The new disclosure requirements become effective December 27, 2021. Because they are part of an exemption from the ERISA prohibited transaction rules, liability for failure to comply could fall primarily on the group health plan fiduciaries, not necessarily the service providers (although there are potential consequences for service providers as well). As a result, plan fiduciaries will not want (absent the availability of another exemption) to contract with brokers and consultants for their plans absent compliance with these requirements, because otherwise they could risk personal liability for the fees paid by their plans for such services.
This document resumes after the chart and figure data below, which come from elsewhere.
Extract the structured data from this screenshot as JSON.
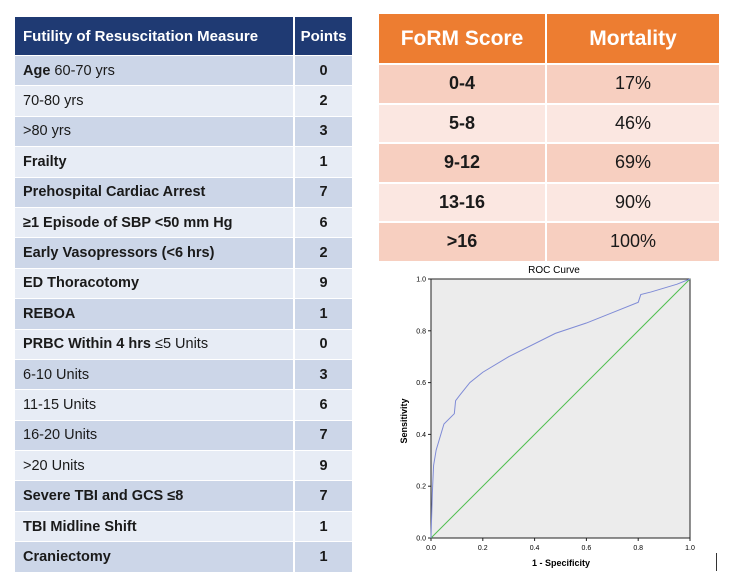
{
  "measure_table": {
    "headers": {
      "measure": "Futility of Resuscitation Measure",
      "points": "Points"
    },
    "rows": [
      {
        "label_bold": "Age",
        "label": " 60-70 yrs",
        "points": "0"
      },
      {
        "label_bold": "",
        "label": "70-80 yrs",
        "points": "2"
      },
      {
        "label_bold": "",
        "label": ">80 yrs",
        "points": "3"
      },
      {
        "label_bold": "Frailty",
        "label": "",
        "points": "1"
      },
      {
        "label_bold": "Prehospital Cardiac Arrest",
        "label": "",
        "points": "7"
      },
      {
        "label_bold": "≥1 Episode of SBP <50 mm Hg",
        "label": "",
        "points": "6"
      },
      {
        "label_bold": "Early Vasopressors (<6 hrs)",
        "label": "",
        "points": "2"
      },
      {
        "label_bold": "ED Thoracotomy",
        "label": "",
        "points": "9"
      },
      {
        "label_bold": "REBOA",
        "label": "",
        "points": "1"
      },
      {
        "label_bold": "PRBC Within 4 hrs",
        "label": " ≤5 Units",
        "points": "0"
      },
      {
        "label_bold": "",
        "label": "6-10 Units",
        "points": "3"
      },
      {
        "label_bold": "",
        "label": "11-15 Units",
        "points": "6"
      },
      {
        "label_bold": "",
        "label": "16-20 Units",
        "points": "7"
      },
      {
        "label_bold": "",
        "label": ">20 Units",
        "points": "9"
      },
      {
        "label_bold": "Severe TBI and GCS ≤8",
        "label": "",
        "points": "7"
      },
      {
        "label_bold": "TBI Midline Shift",
        "label": "",
        "points": "1"
      },
      {
        "label_bold": "Craniectomy",
        "label": "",
        "points": "1"
      }
    ]
  },
  "form_table": {
    "headers": {
      "score": "FoRM Score",
      "mortality": "Mortality"
    },
    "rows": [
      {
        "score": "0-4",
        "mortality": "17%"
      },
      {
        "score": "5-8",
        "mortality": "46%"
      },
      {
        "score": "9-12",
        "mortality": "69%"
      },
      {
        "score": "13-16",
        "mortality": "90%"
      },
      {
        "score": ">16",
        "mortality": "100%"
      }
    ]
  },
  "chart_data": {
    "type": "line",
    "title": "ROC Curve",
    "xlabel": "1 - Specificity",
    "ylabel": "Sensitivity",
    "xlim": [
      0,
      1
    ],
    "ylim": [
      0,
      1
    ],
    "ticks": [
      "0.0",
      "0.2",
      "0.4",
      "0.6",
      "0.8",
      "1.0"
    ],
    "grid": false,
    "series": [
      {
        "color": "#7f8bd6",
        "x": [
          0,
          0.005,
          0.01,
          0.02,
          0.05,
          0.09,
          0.095,
          0.11,
          0.15,
          0.2,
          0.3,
          0.48,
          0.6,
          0.7,
          0.8,
          0.81,
          0.85,
          0.95,
          1.0
        ],
        "y": [
          0,
          0.17,
          0.28,
          0.34,
          0.44,
          0.48,
          0.53,
          0.55,
          0.6,
          0.64,
          0.7,
          0.79,
          0.83,
          0.87,
          0.91,
          0.94,
          0.95,
          0.98,
          1.0
        ]
      },
      {
        "color": "#4fbf4f",
        "x": [
          0,
          1
        ],
        "y": [
          0,
          1
        ]
      }
    ],
    "colors": {
      "plot_background": "#ececec"
    }
  }
}
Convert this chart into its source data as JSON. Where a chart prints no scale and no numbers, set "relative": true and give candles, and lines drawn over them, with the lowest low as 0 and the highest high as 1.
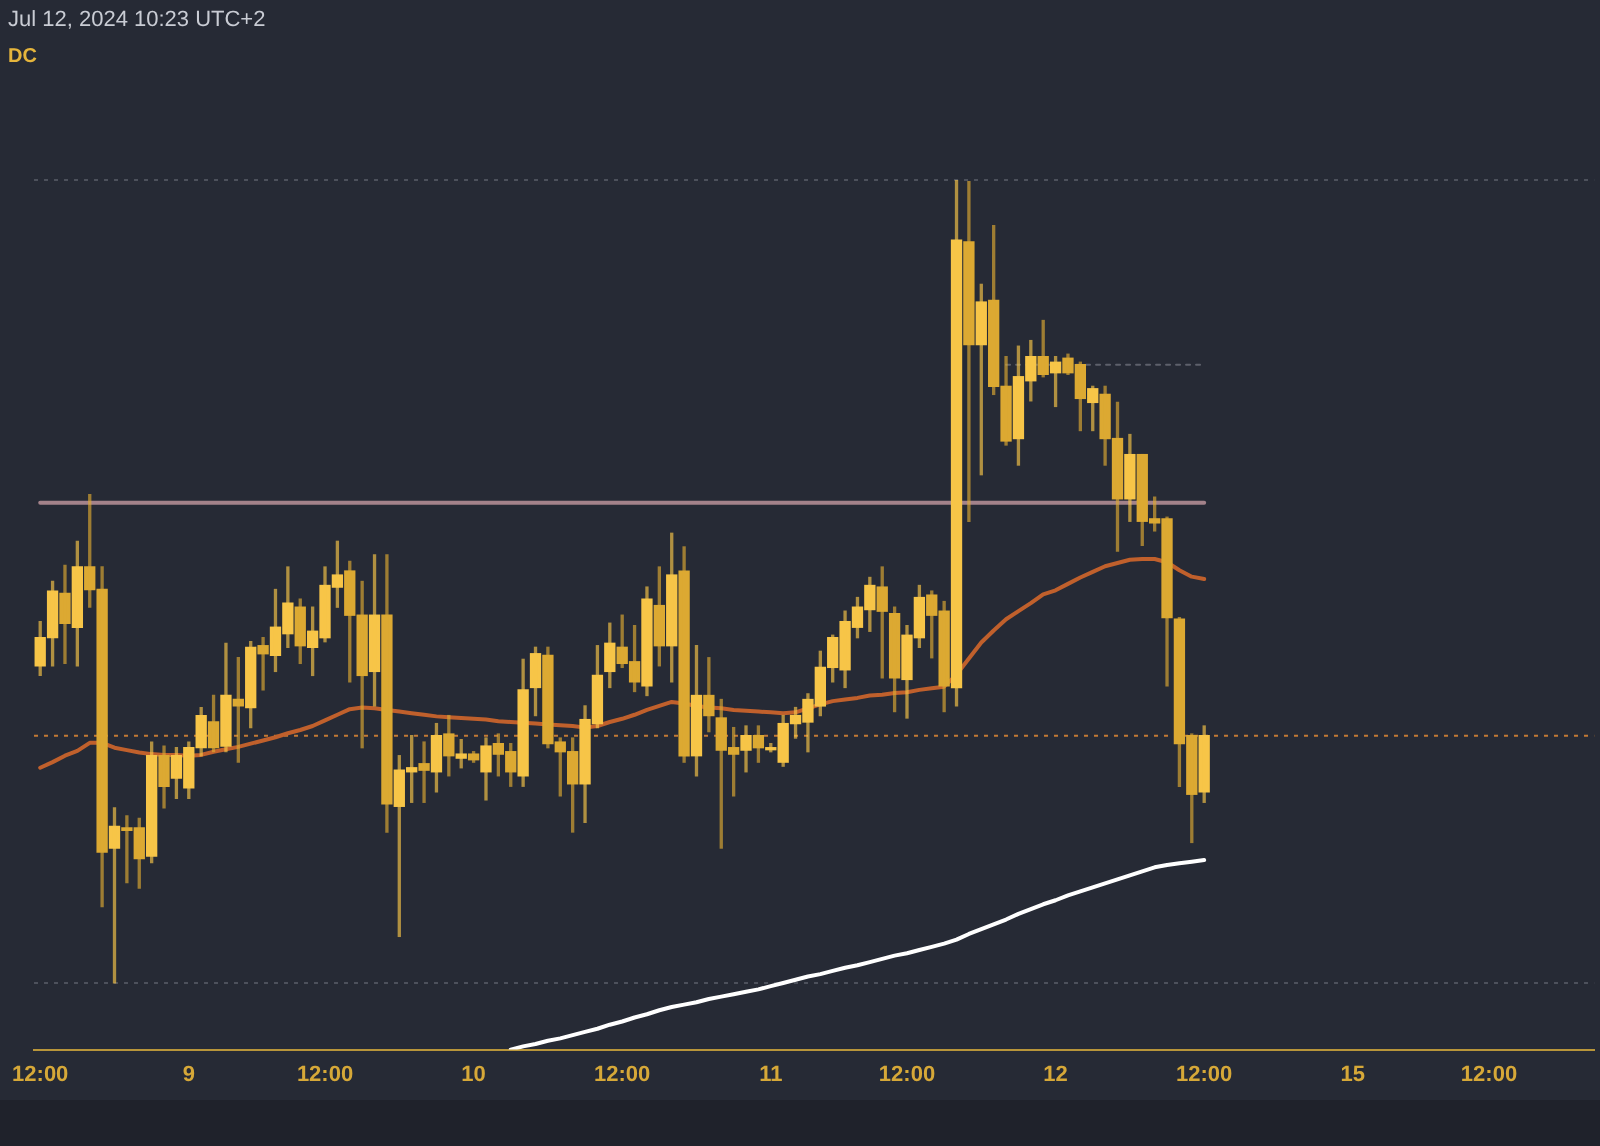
{
  "chart_data": {
    "type": "candlestick",
    "title": "DC",
    "annotations": [
      "Jul 12, 2024 10:23 UTC+2"
    ],
    "relative": true,
    "categories": [
      "12:00",
      null,
      null,
      null,
      null,
      null,
      null,
      null,
      null,
      null,
      null,
      null,
      "9",
      null,
      null,
      null,
      null,
      null,
      null,
      null,
      null,
      null,
      null,
      "12:00",
      null,
      null,
      null,
      null,
      null,
      null,
      null,
      null,
      null,
      null,
      null,
      "10",
      null,
      null,
      null,
      null,
      null,
      null,
      null,
      null,
      null,
      null,
      null,
      "12:00",
      null,
      null,
      null,
      null,
      null,
      null,
      null,
      null,
      null,
      null,
      null,
      "11",
      null,
      null,
      null,
      null,
      null,
      null,
      null,
      null,
      null,
      null,
      "12:00",
      null,
      null,
      null,
      null,
      null,
      null,
      null,
      null,
      null,
      null,
      null,
      "12",
      null,
      null,
      null,
      null,
      null,
      null,
      null,
      null,
      null,
      null,
      null,
      "12:00",
      null,
      null,
      null,
      null,
      null,
      null,
      null,
      null,
      null,
      null,
      null,
      "15",
      null,
      null,
      null,
      null,
      null,
      null,
      null,
      null,
      null,
      null,
      "12:00",
      null,
      null,
      null,
      null,
      null,
      null,
      null,
      null
    ],
    "series": [
      {
        "colors": [
          "#f7c548",
          "#f7c548",
          "#dca932",
          "#f7c548",
          "#dca932",
          "#dca932",
          "#f7c548",
          "#dca932",
          "#dca932",
          "#f7c548",
          "#dca932",
          "#f7c548",
          "#f7c548",
          "#f7c548",
          "#dca932",
          "#f7c548",
          "#dca932",
          "#f7c548",
          "#dca932",
          "#f7c548",
          "#f7c548",
          "#dca932",
          "#f7c548",
          "#f7c548",
          "#f7c548",
          "#dca932",
          "#dca932",
          "#f7c548",
          "#dca932",
          "#f7c548",
          "#f7c548",
          "#dca932",
          "#f7c548",
          "#dca932",
          "#f7c548",
          "#dca932",
          "#f7c548",
          "#dca932",
          "#dca932",
          "#f7c548",
          "#f7c548",
          "#dca932",
          "#dca932",
          "#dca932",
          "#f7c548",
          "#f7c548",
          "#f7c548",
          "#dca932",
          "#dca932",
          "#f7c548",
          "#dca932",
          "#f7c548",
          "#dca932",
          "#f7c548",
          "#dca932",
          "#dca932",
          "#dca932",
          "#f7c548",
          "#dca932",
          "#f7c548",
          "#f7c548",
          "#f7c548",
          "#f7c548",
          "#f7c548",
          "#f7c548",
          "#f7c548",
          "#f7c548",
          "#f7c548",
          "#dca932",
          "#dca932",
          "#f7c548",
          "#f7c548",
          "#dca932",
          "#dca932",
          "#f7c548",
          "#dca932",
          "#f7c548",
          "#dca932",
          "#dca932",
          "#f7c548",
          "#f7c548",
          "#dca932",
          "#f7c548",
          "#dca932",
          "#dca932",
          "#f7c548",
          "#dca932",
          "#dca932",
          "#f7c548",
          "#dca932",
          "#dca932",
          "#dca932",
          "#dca932",
          "#dca932",
          "#f7c548",
          null,
          null,
          null,
          null,
          null,
          null,
          null,
          null,
          null,
          null,
          null,
          null,
          null,
          null,
          null,
          null,
          null,
          null,
          null,
          null,
          null,
          null,
          null,
          null,
          null,
          null,
          null,
          null,
          null,
          null,
          null
        ],
        "ohlc": [
          [
            0.395,
            0.45,
            0.383,
            0.43
          ],
          [
            0.43,
            0.5,
            0.395,
            0.488
          ],
          [
            0.485,
            0.52,
            0.398,
            0.448
          ],
          [
            0.443,
            0.55,
            0.395,
            0.518
          ],
          [
            0.518,
            0.608,
            0.468,
            0.49
          ],
          [
            0.49,
            0.518,
            0.095,
            0.163
          ],
          [
            0.168,
            0.218,
            0,
            0.195
          ],
          [
            0.193,
            0.208,
            0.125,
            0.19
          ],
          [
            0.193,
            0.205,
            0.118,
            0.155
          ],
          [
            0.158,
            0.3,
            0.15,
            0.283
          ],
          [
            0.283,
            0.295,
            0.218,
            0.245
          ],
          [
            0.255,
            0.293,
            0.23,
            0.283
          ],
          [
            0.243,
            0.3,
            0.23,
            0.293
          ],
          [
            0.293,
            0.343,
            0.283,
            0.333
          ],
          [
            0.325,
            0.358,
            0.288,
            0.293
          ],
          [
            0.295,
            0.423,
            0.288,
            0.358
          ],
          [
            0.353,
            0.405,
            0.275,
            0.345
          ],
          [
            0.343,
            0.425,
            0.318,
            0.418
          ],
          [
            0.42,
            0.43,
            0.365,
            0.41
          ],
          [
            0.408,
            0.49,
            0.388,
            0.443
          ],
          [
            0.435,
            0.518,
            0.418,
            0.473
          ],
          [
            0.468,
            0.478,
            0.398,
            0.42
          ],
          [
            0.418,
            0.468,
            0.383,
            0.438
          ],
          [
            0.43,
            0.518,
            0.425,
            0.495
          ],
          [
            0.493,
            0.55,
            0.468,
            0.508
          ],
          [
            0.513,
            0.525,
            0.375,
            0.458
          ],
          [
            0.458,
            0.5,
            0.293,
            0.383
          ],
          [
            0.388,
            0.533,
            0.345,
            0.458
          ],
          [
            0.458,
            0.533,
            0.188,
            0.223
          ],
          [
            0.22,
            0.283,
            0.058,
            0.265
          ],
          [
            0.263,
            0.308,
            0.225,
            0.268
          ],
          [
            0.273,
            0.3,
            0.225,
            0.265
          ],
          [
            0.263,
            0.323,
            0.238,
            0.308
          ],
          [
            0.31,
            0.333,
            0.258,
            0.283
          ],
          [
            0.28,
            0.303,
            0.268,
            0.285
          ],
          [
            0.285,
            0.288,
            0.275,
            0.278
          ],
          [
            0.263,
            0.305,
            0.228,
            0.295
          ],
          [
            0.298,
            0.31,
            0.258,
            0.285
          ],
          [
            0.288,
            0.298,
            0.245,
            0.263
          ],
          [
            0.258,
            0.403,
            0.245,
            0.365
          ],
          [
            0.368,
            0.418,
            0.333,
            0.41
          ],
          [
            0.408,
            0.418,
            0.293,
            0.298
          ],
          [
            0.3,
            0.305,
            0.233,
            0.288
          ],
          [
            0.288,
            0.305,
            0.188,
            0.248
          ],
          [
            0.248,
            0.345,
            0.2,
            0.328
          ],
          [
            0.323,
            0.42,
            0.318,
            0.383
          ],
          [
            0.388,
            0.448,
            0.368,
            0.423
          ],
          [
            0.418,
            0.458,
            0.393,
            0.398
          ],
          [
            0.4,
            0.445,
            0.363,
            0.375
          ],
          [
            0.37,
            0.493,
            0.358,
            0.478
          ],
          [
            0.47,
            0.518,
            0.395,
            0.42
          ],
          [
            0.42,
            0.56,
            0.375,
            0.508
          ],
          [
            0.513,
            0.543,
            0.275,
            0.283
          ],
          [
            0.283,
            0.42,
            0.258,
            0.358
          ],
          [
            0.358,
            0.405,
            0.313,
            0.333
          ],
          [
            0.33,
            0.353,
            0.168,
            0.29
          ],
          [
            0.293,
            0.318,
            0.233,
            0.285
          ],
          [
            0.29,
            0.32,
            0.263,
            0.308
          ],
          [
            0.308,
            0.32,
            0.275,
            0.293
          ],
          [
            0.293,
            0.298,
            0.288,
            0.293
          ],
          [
            0.275,
            0.333,
            0.27,
            0.323
          ],
          [
            0.323,
            0.343,
            0.305,
            0.333
          ],
          [
            0.325,
            0.36,
            0.288,
            0.353
          ],
          [
            0.345,
            0.413,
            0.333,
            0.393
          ],
          [
            0.393,
            0.433,
            0.375,
            0.43
          ],
          [
            0.39,
            0.463,
            0.368,
            0.45
          ],
          [
            0.443,
            0.48,
            0.43,
            0.468
          ],
          [
            0.465,
            0.505,
            0.438,
            0.495
          ],
          [
            0.493,
            0.518,
            0.38,
            0.463
          ],
          [
            0.46,
            0.468,
            0.338,
            0.38
          ],
          [
            0.378,
            0.445,
            0.33,
            0.433
          ],
          [
            0.43,
            0.495,
            0.418,
            0.48
          ],
          [
            0.483,
            0.488,
            0.405,
            0.458
          ],
          [
            0.463,
            0.475,
            0.338,
            0.37
          ],
          [
            0.368,
            1,
            0.345,
            0.925
          ],
          [
            0.923,
            0.998,
            0.575,
            0.795
          ],
          [
            0.795,
            0.87,
            0.633,
            0.848
          ],
          [
            0.85,
            0.943,
            0.733,
            0.743
          ],
          [
            0.743,
            0.78,
            0.67,
            0.675
          ],
          [
            0.678,
            0.793,
            0.645,
            0.755
          ],
          [
            0.75,
            0.8,
            0.725,
            0.78
          ],
          [
            0.78,
            0.825,
            0.755,
            0.758
          ],
          [
            0.76,
            0.78,
            0.718,
            0.773
          ],
          [
            0.778,
            0.783,
            0.758,
            0.76
          ],
          [
            0.77,
            0.773,
            0.688,
            0.728
          ],
          [
            0.723,
            0.743,
            0.688,
            0.74
          ],
          [
            0.733,
            0.743,
            0.645,
            0.678
          ],
          [
            0.678,
            0.723,
            0.538,
            0.603
          ],
          [
            0.603,
            0.683,
            0.575,
            0.658
          ],
          [
            0.658,
            0.658,
            0.545,
            0.575
          ],
          [
            0.578,
            0.605,
            0.563,
            0.573
          ],
          [
            0.578,
            0.58,
            0.37,
            0.455
          ],
          [
            0.453,
            0.455,
            0.245,
            0.298
          ],
          [
            0.308,
            0.31,
            0.175,
            0.235
          ],
          [
            0.238,
            0.32,
            0.225,
            0.308
          ],
          null,
          null,
          null,
          null,
          null,
          null,
          null,
          null,
          null,
          null,
          null,
          null,
          null,
          null,
          null,
          null,
          null,
          null,
          null,
          null,
          null,
          null,
          null,
          null,
          null,
          null,
          null,
          null,
          null,
          null,
          null
        ]
      },
      {
        "type": "line",
        "color": "#c0602c",
        "values": [
          0.268,
          0.275,
          0.283,
          0.289,
          0.299,
          0.299,
          0.293,
          0.29,
          0.287,
          0.285,
          0.284,
          0.284,
          0.283,
          0.284,
          0.288,
          0.291,
          0.294,
          0.298,
          0.302,
          0.306,
          0.311,
          0.315,
          0.32,
          0.327,
          0.334,
          0.341,
          0.343,
          0.342,
          0.34,
          0.338,
          0.336,
          0.334,
          0.332,
          0.331,
          0.33,
          0.329,
          0.328,
          0.326,
          0.325,
          0.324,
          0.323,
          0.322,
          0.321,
          0.32,
          0.318,
          0.32,
          0.325,
          0.329,
          0.334,
          0.34,
          0.345,
          0.35,
          0.348,
          0.345,
          0.343,
          0.342,
          0.34,
          0.339,
          0.338,
          0.337,
          0.336,
          0.337,
          0.342,
          0.347,
          0.351,
          0.353,
          0.355,
          0.358,
          0.359,
          0.361,
          0.362,
          0.365,
          0.367,
          0.369,
          0.384,
          0.404,
          0.424,
          0.439,
          0.453,
          0.463,
          0.473,
          0.484,
          0.489,
          0.497,
          0.505,
          0.512,
          0.519,
          0.523,
          0.527,
          0.528,
          0.528,
          0.524,
          0.514,
          0.506,
          0.503,
          null,
          null,
          null,
          null,
          null,
          null,
          null,
          null,
          null,
          null,
          null,
          null,
          null,
          null,
          null,
          null,
          null,
          null,
          null,
          null,
          null,
          null,
          null,
          null,
          null,
          null,
          null,
          null,
          null,
          null,
          null
        ]
      },
      {
        "type": "line",
        "color": "#ffffff",
        "values": [
          null,
          null,
          null,
          null,
          null,
          null,
          null,
          null,
          null,
          null,
          null,
          null,
          null,
          null,
          null,
          null,
          null,
          null,
          null,
          null,
          null,
          null,
          null,
          null,
          null,
          null,
          null,
          null,
          null,
          null,
          null,
          null,
          null,
          null,
          null,
          null,
          null,
          null,
          -0.083,
          -0.079,
          -0.076,
          -0.072,
          -0.069,
          -0.065,
          -0.061,
          -0.057,
          -0.052,
          -0.048,
          -0.043,
          -0.039,
          -0.034,
          -0.03,
          -0.027,
          -0.024,
          -0.02,
          -0.017,
          -0.014,
          -0.011,
          -0.008,
          -0.004,
          0,
          0.004,
          0.008,
          0.011,
          0.015,
          0.019,
          0.022,
          0.026,
          0.03,
          0.034,
          0.037,
          0.041,
          0.045,
          0.049,
          0.054,
          0.061,
          0.067,
          0.073,
          0.079,
          0.086,
          0.092,
          0.098,
          0.103,
          0.109,
          0.114,
          0.119,
          0.124,
          0.129,
          0.134,
          0.139,
          0.144,
          0.147,
          0.149,
          0.151,
          0.153,
          null,
          null,
          null,
          null,
          null,
          null,
          null,
          null,
          null,
          null,
          null,
          null,
          null,
          null,
          null,
          null,
          null,
          null,
          null,
          null,
          null,
          null,
          null,
          null,
          null,
          null,
          null,
          null,
          null,
          null,
          null
        ]
      },
      {
        "type": "line",
        "color": "#a3828a",
        "values": [
          0.598,
          0.598,
          0.598,
          0.598,
          0.598,
          0.598,
          0.598,
          0.598,
          0.598,
          0.598,
          0.598,
          0.598,
          0.598,
          0.598,
          0.598,
          0.598,
          0.598,
          0.598,
          0.598,
          0.598,
          0.598,
          0.598,
          0.598,
          0.598,
          0.598,
          0.598,
          0.598,
          0.598,
          0.598,
          0.598,
          0.598,
          0.598,
          0.598,
          0.598,
          0.598,
          0.598,
          0.598,
          0.598,
          0.598,
          0.598,
          0.598,
          0.598,
          0.598,
          0.598,
          0.598,
          0.598,
          0.598,
          0.598,
          0.598,
          0.598,
          0.598,
          0.598,
          0.598,
          0.598,
          0.598,
          0.598,
          0.598,
          0.598,
          0.598,
          0.598,
          0.598,
          0.598,
          0.598,
          0.598,
          0.598,
          0.598,
          0.598,
          0.598,
          0.598,
          0.598,
          0.598,
          0.598,
          0.598,
          0.598,
          0.598,
          0.598,
          0.598,
          0.598,
          0.598,
          0.598,
          0.598,
          0.598,
          0.598,
          0.598,
          0.598,
          0.598,
          0.598,
          0.598,
          0.598,
          0.598,
          0.598,
          0.598,
          0.598,
          0.598,
          0.598,
          null,
          null,
          null,
          null,
          null,
          null,
          null,
          null,
          null,
          null,
          null,
          null,
          null,
          null,
          null,
          null,
          null,
          null,
          null,
          null,
          null,
          null,
          null,
          null,
          null,
          null,
          null,
          null,
          null,
          null,
          null
        ]
      },
      {
        "type": "line",
        "color": "#5d606b",
        "line_style": "dotted",
        "values": [
          null,
          null,
          null,
          null,
          null,
          null,
          null,
          null,
          null,
          null,
          null,
          null,
          null,
          null,
          null,
          null,
          null,
          null,
          null,
          null,
          null,
          null,
          null,
          null,
          null,
          null,
          null,
          null,
          null,
          null,
          null,
          null,
          null,
          null,
          null,
          null,
          null,
          null,
          null,
          null,
          null,
          null,
          null,
          null,
          null,
          null,
          null,
          null,
          null,
          null,
          null,
          null,
          null,
          null,
          null,
          null,
          null,
          null,
          null,
          null,
          null,
          null,
          null,
          null,
          null,
          null,
          null,
          null,
          null,
          null,
          null,
          null,
          null,
          null,
          null,
          null,
          null,
          null,
          0.77,
          0.77,
          0.77,
          0.77,
          0.77,
          0.77,
          0.77,
          0.77,
          0.77,
          0.77,
          0.77,
          0.77,
          0.77,
          0.77,
          0.77,
          0.77,
          0.77,
          null,
          null,
          null,
          null,
          null,
          null,
          null,
          null,
          null,
          null,
          null,
          null,
          null,
          null,
          null,
          null,
          null,
          null,
          null,
          null,
          null,
          null,
          null,
          null,
          null,
          null,
          null,
          null,
          null,
          null,
          null
        ]
      }
    ],
    "ref_lines": [
      {
        "axis": "y",
        "value": 1,
        "color": "#4d515c",
        "line_style": "dotted"
      },
      {
        "axis": "y",
        "value": 0.308,
        "color": "#c47a35",
        "line_style": "dotted"
      },
      {
        "axis": "y",
        "value": 0,
        "color": "#4d515c",
        "line_style": "dotted"
      }
    ]
  }
}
Except for changes to accommodate the differences between retirement plan service arrangements and group health plan service arrangements, the new statutory provision very closely follows the DOL regulation’s disclosure requirements for retirement plans.

We have the following initial observations:

  • Notably, the disclosure requirement is limited to brokers and consultants—it does not apply, for example, to insurance providers or pharmacy benefit managers (PBMs). This may avoid some of the more complicated compensation disclosure issues that had caused the DOL to defer addressing the welfare plan area in 2012.
  • In many instances, group health plans are not funded through a separate trust or other pool of assets, so that the related service expenses are paid by the plan sponsor. Because plan sponsor payments are excluded from the definitions of “direct compensation” and “indirect compensation,” it would appear that a broker or consultant paid solely by the plan sponsor is not subject to this rule. However, if the broker or consultant is receiving “indirect” compensation from other sources, such as an insurance company, then the rule may apply if that compensation reaches the $1,000 threshold. This highlights what would be the underlying purpose of the disclosures—to make the plan fiduciaries aware of any potential pecuniary conflicts of interest under which the broker or consultant may be providing its services.
  • There were many questions around the disclosure of “indirect” compensation in developing compliance with the DOL regulation for retirement plan services in 2012, but ultimately the DOL provided only very limited guidance. Group health plan brokers and consultants may have similar questions, and may look to the DOL (if not to Congress) for assistance in advance of the effective date.

As a general matter, pending guidance, we would expect group health plan brokers and consultants to look to practices that have developed in the retirement plan services area as a starting point for their approach to compliance. Based on the experiences of retirement plan service providers, we would think that potentially affected firms will want to start examining well in advance of the compliance deadline whether they would be subject to this rule and, if so, what “indirect compensation” they may have to disclose, so as to anticipate any disclosure issues that may arise and be able to disseminate the required disclosures by the effective date. We stand ready to assist firms as they work through these issues.